Dormindo, era outra coisa. [ Fim do tic-tac. ] O sono dava-me alívio, não pela razão comum de ser irmão da morte, mas por outra.
2-
Acho que posso explicar assim esse fenômeno:
Cena IV
[ Imagens do passado são exibidas no Data Show com a narração abaixo. Esta cena poderá ocorrer simultaneamente com a cena V. ]
Minha mãe ficou tão orgulhosa! Tão contente! Chamava-me o seu alferes. Primos e tios, foi tudo uma alegria sincera e pura. Na vila houve alguns despeitados; e o motivo não foi outro senão que o posto tinha muitos candidatos e que esses perderam. Suponho também que uma parte do desgosto foi inteiramente gratuita: nasceu da simples distinção.

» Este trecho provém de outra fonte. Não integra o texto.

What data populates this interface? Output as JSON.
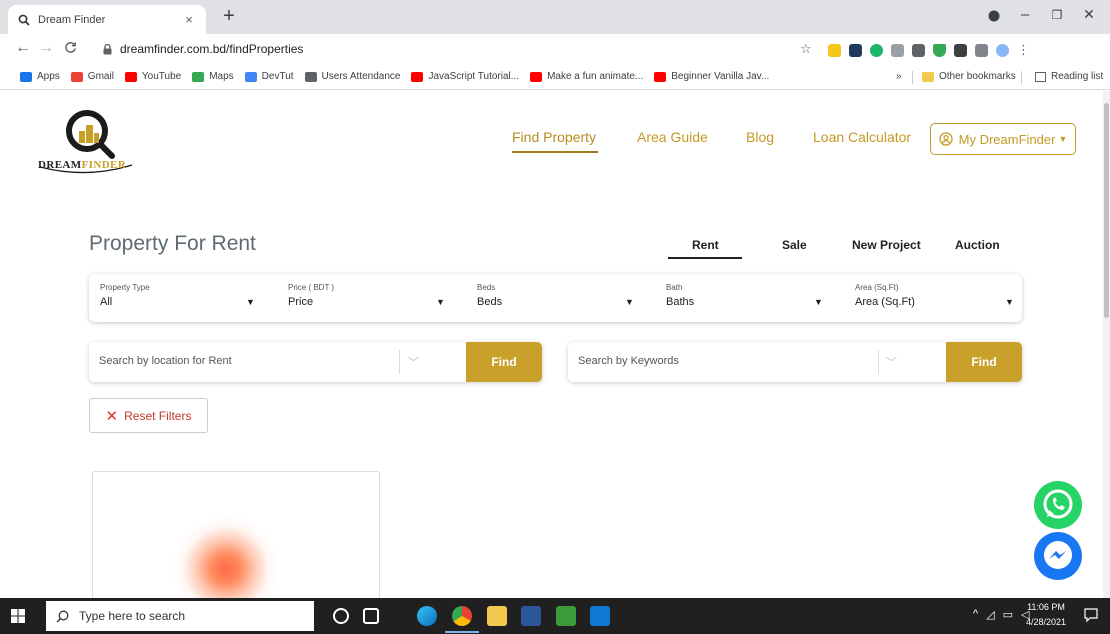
{
  "browser": {
    "tab_title": "Dream Finder",
    "tab_close": "×",
    "new_tab": "+",
    "url": "dreamfinder.com.bd/findProperties",
    "bookmarks": [
      {
        "label": "Apps",
        "color": "#1a73e8"
      },
      {
        "label": "Gmail",
        "color": "#ea4335"
      },
      {
        "label": "YouTube",
        "color": "#ff0000"
      },
      {
        "label": "Maps",
        "color": "#34a853"
      },
      {
        "label": "DevTut",
        "color": "#4285f4"
      },
      {
        "label": "Users Attendance",
        "color": "#5f6368"
      },
      {
        "label": "JavaScript Tutorial...",
        "color": "#ff0000"
      },
      {
        "label": "Make a fun animate...",
        "color": "#ff0000"
      },
      {
        "label": "Beginner Vanilla Jav...",
        "color": "#ff0000"
      }
    ],
    "bookmarks_overflow": "»",
    "other_bookmarks": "Other bookmarks",
    "reading_list": "Reading list"
  },
  "site": {
    "logo_text_a": "DREAM",
    "logo_text_b": "FINDER",
    "nav": [
      "Find Property",
      "Area Guide",
      "Blog",
      "Loan Calculator"
    ],
    "account_button": "My DreamFinder",
    "page_title": "Property For Rent",
    "property_tabs": [
      "Rent",
      "Sale",
      "New Project",
      "Auction"
    ],
    "filters": [
      {
        "label": "Property Type",
        "value": "All"
      },
      {
        "label": "Price ( BDT )",
        "value": "Price"
      },
      {
        "label": "Beds",
        "value": "Beds"
      },
      {
        "label": "Bath",
        "value": "Baths"
      },
      {
        "label": "Area (Sq.Ft)",
        "value": "Area (Sq.Ft)"
      }
    ],
    "location_search_placeholder": "Search by location for Rent",
    "keyword_search_placeholder": "Search by Keywords",
    "find_button": "Find",
    "reset_button": "Reset Filters",
    "brand_color": "#c8a02a"
  },
  "taskbar": {
    "search_placeholder": "Type here to search",
    "time": "11:06 PM",
    "date": "4/28/2021"
  }
}
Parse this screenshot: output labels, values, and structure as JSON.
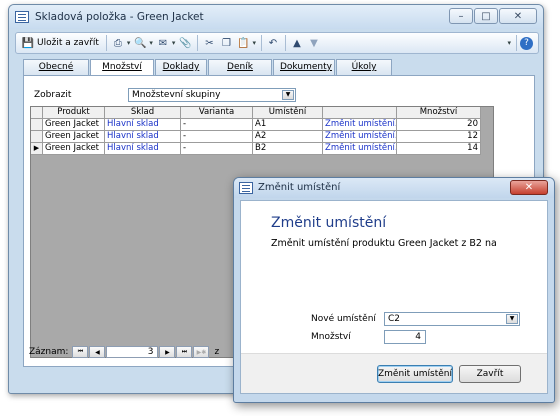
{
  "main_window": {
    "title": "Skladová položka - Green Jacket",
    "toolbar": {
      "save_close_label": "Uložit a zavřít"
    },
    "tabs": [
      "Obecné",
      "Množství",
      "Doklady",
      "Deník událostí",
      "Dokumenty",
      "Úkoly"
    ],
    "active_tab": "Množství",
    "filter": {
      "label": "Zobrazit",
      "value": "Množstevní skupiny"
    },
    "grid": {
      "headers": [
        "Produkt",
        "Sklad",
        "Varianta",
        "Umístění",
        "",
        "Množství"
      ],
      "rows": [
        {
          "produkt": "Green Jacket",
          "sklad": "Hlavní sklad",
          "varianta": "-",
          "umisteni": "A1",
          "zmenit": "Změnit umístění...",
          "mnozstvi": "20"
        },
        {
          "produkt": "Green Jacket",
          "sklad": "Hlavní sklad",
          "varianta": "-",
          "umisteni": "A2",
          "zmenit": "Změnit umístění...",
          "mnozstvi": "12"
        },
        {
          "produkt": "Green Jacket",
          "sklad": "Hlavní sklad",
          "varianta": "-",
          "umisteni": "B2",
          "zmenit": "Změnit umístění...",
          "mnozstvi": "14"
        }
      ]
    },
    "navigator": {
      "label": "Záznam:",
      "current": "3",
      "of": "z"
    }
  },
  "dialog": {
    "title": "Změnit umístění",
    "heading": "Změnit umístění",
    "subtitle": "Změnit umístění produktu Green Jacket z B2 na",
    "new_location_label": "Nové umístění",
    "new_location_value": "C2",
    "quantity_label": "Množství",
    "quantity_value": "4",
    "ok_label": "Změnit umístění",
    "cancel_label": "Zavřít"
  }
}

Em compensação, tive muitas pessoas que ficaram satisfeitas com a nomeação; e a prova é que todo o fardamento me foi dado por amigos... Vai então uma das minhas tias, D. Marcolina, viúva do Capitão Peçanha, que morava a muitas léguas da vila, num sítio escuso e solitário, desejou ver-me, e pediu que fosse ter com ela e levasse a farda, dizendo que não me soltava antes de um mês, pelo menos. E abraçava-me! Chamava-me também o seu alferes. Achava-me um rapagão bonito. Chegou a confessar que tinha inveja da moça que houvesse de ser minha mulher. E sempre alferes; era alferes para cá, alferes para lá, alferes a toda a hora Um cunhado dela, irmão do finado Peçanha, que ali morava, não me chamava de outra maneira. Era o "senhor alferes", não por gracejo, mas a sério, e à vista dos escravos, que naturalmente foram pelo mesmo caminho. Não imaginam. Se lhes disser que o entusiasmo da tia Marcolina chegou ao ponto de mandar pôr no meu quarto um grande espelho, obra rica e magnífica, que destoava do resto da casa, cuja mobília era modesta e simples...
[ A imagem é interrompida juntamente com a narração. O texto abaixo aparece projetado, ao mesmo tempo escutam-se palavras soltas. ]
Era um espelho que lhe dera a madrinha, e que esta herdara da mãe, que o comprara de uma fidalga. O espelho estava naturalmente muito velho; mas via-se-lhe ainda o ouro, comido em parte pelo tempo, grande. E foi, como digo, uma enorme fineza, porque o espelho estava na sala; era a melhor peça da casa. Mas não houve forças que a demovessem do propósito; respondia que não fazia falta, que era só por algumas semanas, e finalmente que o "senhor alferes" merecia muito mais.
Palavras soltas:
Velho. Fineza. Mais. Ouro. Forças. Melhor. Espelho. Espelho. Mãe. Espelho. Muito.
Cena V
[ A imagem transmitida no Data Show volta a ser ao vivo. ]
2-
Mas quando acordava, dia claro, esvaía-se com o sono a consciência do seu ser novo e único.
1-
Eu saía fora, a um lado e outro, a ver se descobria algum sinal de regresso.
2-
Desde que ficara só, não olhara uma só vez para o espelho. No fim de oito dias deu na veneta de olhar para o espelho.
[ Olha para a câmera sobre a televisão e recua.] Vou-me embora. [ Levanta o braço com gesto de mau humor, e ao mesmo tempo de decisão, olha para o vidro, murmura algumas palavras, tosse sem tosse, sacode a roupa com estrépito. Subitamente por uma inspiração inexplicável, por um impulso sem cálculo, olha para o espelho com uma persistência de desesperado, contempla a imagem. Veste a farda de alferes, levanta os olhos para o espelho. Ator 2 executa ações com uma parte da laranja e o espelho. ]
[ Ator 2 espalha as laranjas pela sala. ]
1 e 2 [ Narração em off. Jogo de espelho e câmera. ]
Tudo volta ao que era antes do sono. [ Ator 1 continua a se olhar no espelho, vai de um lado para outro, recua, gesticula, sorri. ] Um ente animado. Pude atravessar mais seis dias de solidão sem os sentir... Era eu mesmo, o alferes, que achava, enfim, a alma exterior.